P.S.: there are some minor things regarding coding style that still could be improved.

• script should be at a different location, looking at https://github.com/hassio-addons/repository
• authors of HA are not happy with the usage of the API, see [FR] HA Proxy API addition hassio-addons/bashio#113 I have no idea how to fix that though.

Nevertheless, this is for some future...

I definitely do agree, there is still a lot to improve, I am learning more and more everyday and I learned a ton whilst reviewing your changes.
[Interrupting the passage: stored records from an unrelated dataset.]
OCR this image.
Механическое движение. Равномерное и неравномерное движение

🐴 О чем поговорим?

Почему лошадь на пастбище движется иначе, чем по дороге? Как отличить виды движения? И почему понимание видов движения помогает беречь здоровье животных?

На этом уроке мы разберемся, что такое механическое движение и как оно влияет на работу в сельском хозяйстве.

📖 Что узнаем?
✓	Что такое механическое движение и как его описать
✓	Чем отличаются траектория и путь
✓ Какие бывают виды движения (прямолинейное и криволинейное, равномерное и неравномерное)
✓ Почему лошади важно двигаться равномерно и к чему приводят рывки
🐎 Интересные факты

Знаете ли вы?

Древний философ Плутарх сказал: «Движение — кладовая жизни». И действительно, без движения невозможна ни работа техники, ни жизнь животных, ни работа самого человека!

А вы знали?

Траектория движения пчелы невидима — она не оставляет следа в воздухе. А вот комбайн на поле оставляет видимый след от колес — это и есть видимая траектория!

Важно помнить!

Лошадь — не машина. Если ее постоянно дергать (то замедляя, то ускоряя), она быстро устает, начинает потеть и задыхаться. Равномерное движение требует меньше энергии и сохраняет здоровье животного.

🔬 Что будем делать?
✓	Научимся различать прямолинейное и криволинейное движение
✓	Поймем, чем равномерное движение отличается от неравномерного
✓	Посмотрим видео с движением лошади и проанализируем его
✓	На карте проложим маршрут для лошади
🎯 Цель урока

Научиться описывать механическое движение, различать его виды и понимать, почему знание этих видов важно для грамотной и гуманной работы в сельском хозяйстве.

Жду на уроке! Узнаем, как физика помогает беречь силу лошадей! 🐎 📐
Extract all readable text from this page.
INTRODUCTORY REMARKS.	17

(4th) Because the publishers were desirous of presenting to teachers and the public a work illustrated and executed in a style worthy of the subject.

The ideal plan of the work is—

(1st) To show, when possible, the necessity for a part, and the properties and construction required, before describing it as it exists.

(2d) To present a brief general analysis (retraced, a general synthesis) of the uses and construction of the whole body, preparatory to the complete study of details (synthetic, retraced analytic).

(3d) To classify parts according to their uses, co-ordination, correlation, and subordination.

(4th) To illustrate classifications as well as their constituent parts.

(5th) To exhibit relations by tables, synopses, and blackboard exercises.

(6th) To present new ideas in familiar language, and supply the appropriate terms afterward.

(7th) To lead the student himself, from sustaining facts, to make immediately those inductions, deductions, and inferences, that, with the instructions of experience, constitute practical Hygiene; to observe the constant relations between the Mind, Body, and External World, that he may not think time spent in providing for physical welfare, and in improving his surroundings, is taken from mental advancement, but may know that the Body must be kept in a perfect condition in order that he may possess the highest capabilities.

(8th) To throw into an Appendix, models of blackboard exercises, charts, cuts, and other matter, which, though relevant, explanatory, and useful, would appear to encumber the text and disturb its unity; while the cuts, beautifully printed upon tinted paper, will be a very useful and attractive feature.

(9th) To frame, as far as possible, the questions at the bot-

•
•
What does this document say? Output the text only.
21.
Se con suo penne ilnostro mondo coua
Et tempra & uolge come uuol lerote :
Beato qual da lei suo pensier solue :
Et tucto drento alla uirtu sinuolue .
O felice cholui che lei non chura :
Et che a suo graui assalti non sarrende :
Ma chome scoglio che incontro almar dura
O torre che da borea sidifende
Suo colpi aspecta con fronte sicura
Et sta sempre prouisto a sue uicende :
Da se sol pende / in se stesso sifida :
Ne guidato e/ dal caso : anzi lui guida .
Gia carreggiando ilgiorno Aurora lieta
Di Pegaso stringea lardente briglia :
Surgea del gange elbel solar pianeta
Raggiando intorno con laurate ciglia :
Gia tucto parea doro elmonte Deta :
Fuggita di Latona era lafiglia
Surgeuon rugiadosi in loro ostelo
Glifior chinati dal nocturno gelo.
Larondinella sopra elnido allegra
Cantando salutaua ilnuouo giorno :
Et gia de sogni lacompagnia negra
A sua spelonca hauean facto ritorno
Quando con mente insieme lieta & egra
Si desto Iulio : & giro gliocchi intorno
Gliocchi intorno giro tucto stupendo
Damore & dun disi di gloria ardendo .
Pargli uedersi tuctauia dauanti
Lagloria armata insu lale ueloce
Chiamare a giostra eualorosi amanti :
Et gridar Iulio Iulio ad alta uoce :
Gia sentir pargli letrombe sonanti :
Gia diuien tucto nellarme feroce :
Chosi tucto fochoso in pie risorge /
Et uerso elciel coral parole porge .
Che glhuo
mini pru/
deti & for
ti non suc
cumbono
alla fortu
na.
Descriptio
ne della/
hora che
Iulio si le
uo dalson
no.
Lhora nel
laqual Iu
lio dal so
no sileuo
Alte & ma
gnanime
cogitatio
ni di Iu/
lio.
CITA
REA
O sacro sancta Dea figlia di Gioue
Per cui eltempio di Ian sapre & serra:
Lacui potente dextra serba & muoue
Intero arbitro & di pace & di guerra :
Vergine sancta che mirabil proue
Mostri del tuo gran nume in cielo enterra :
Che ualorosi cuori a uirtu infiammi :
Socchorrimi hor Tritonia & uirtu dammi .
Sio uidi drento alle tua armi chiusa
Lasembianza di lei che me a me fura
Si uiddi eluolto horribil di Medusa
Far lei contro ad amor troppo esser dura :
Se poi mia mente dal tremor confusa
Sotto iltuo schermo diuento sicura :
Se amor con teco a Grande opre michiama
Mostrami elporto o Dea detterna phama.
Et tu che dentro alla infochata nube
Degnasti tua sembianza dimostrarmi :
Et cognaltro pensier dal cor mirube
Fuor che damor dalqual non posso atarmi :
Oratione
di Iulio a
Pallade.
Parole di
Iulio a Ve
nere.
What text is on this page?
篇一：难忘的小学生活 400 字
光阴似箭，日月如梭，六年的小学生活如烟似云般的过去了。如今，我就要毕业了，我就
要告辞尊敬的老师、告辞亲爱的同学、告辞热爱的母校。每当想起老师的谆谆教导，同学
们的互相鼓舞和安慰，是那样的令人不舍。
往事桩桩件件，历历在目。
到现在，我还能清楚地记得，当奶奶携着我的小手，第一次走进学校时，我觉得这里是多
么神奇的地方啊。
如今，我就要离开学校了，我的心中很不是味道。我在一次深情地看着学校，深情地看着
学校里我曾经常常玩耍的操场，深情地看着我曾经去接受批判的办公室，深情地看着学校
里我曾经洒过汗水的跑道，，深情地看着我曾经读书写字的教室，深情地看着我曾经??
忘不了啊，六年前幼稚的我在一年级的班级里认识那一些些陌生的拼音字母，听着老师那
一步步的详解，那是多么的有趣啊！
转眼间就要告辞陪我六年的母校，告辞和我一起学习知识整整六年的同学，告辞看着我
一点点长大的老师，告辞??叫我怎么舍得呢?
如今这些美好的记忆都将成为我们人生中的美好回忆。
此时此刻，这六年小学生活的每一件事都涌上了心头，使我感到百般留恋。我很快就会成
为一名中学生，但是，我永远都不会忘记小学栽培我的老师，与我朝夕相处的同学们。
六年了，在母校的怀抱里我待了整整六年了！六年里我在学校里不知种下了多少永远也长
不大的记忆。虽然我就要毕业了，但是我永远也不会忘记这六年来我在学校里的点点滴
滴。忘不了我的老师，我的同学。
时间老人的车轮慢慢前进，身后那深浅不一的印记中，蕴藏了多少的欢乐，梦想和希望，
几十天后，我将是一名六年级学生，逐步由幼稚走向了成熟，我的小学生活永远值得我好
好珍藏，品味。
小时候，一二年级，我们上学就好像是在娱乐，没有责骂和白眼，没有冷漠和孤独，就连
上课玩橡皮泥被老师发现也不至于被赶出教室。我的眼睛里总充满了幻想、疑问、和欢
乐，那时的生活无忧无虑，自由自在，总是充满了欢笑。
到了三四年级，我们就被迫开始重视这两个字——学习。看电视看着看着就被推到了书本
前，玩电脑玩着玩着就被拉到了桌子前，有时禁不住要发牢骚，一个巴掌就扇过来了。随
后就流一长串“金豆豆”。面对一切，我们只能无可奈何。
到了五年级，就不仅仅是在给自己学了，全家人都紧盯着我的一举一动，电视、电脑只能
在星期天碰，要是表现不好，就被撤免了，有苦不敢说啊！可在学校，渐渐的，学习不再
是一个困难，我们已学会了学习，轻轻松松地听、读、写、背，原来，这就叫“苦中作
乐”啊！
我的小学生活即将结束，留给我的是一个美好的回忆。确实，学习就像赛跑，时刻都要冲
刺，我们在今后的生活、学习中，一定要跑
As per your recommendations, I have been thinking of submitting this to the community addons but I am unsure if it will be accepted,

Before you offered to help I was thinking of writing a component to do the sensor based things , I have also thought of re-writing the whole thing in python but that is way down the road, I am very much a beginner when it comes to python and your changes pretty much covered everything I wanted to do.

Thank you for everything, you are always welcome to help out when/if you have time

[patman15]

Yeah, I fear for submitting to the community add-ons there are some conceptual things that need to be fixed. Unfortunately, I have no experience with that either. Anyways, probably letting people know in the "share your projects" section of the community could help. Otherwise, if you want to reach out to me, my username is patman in the HA community.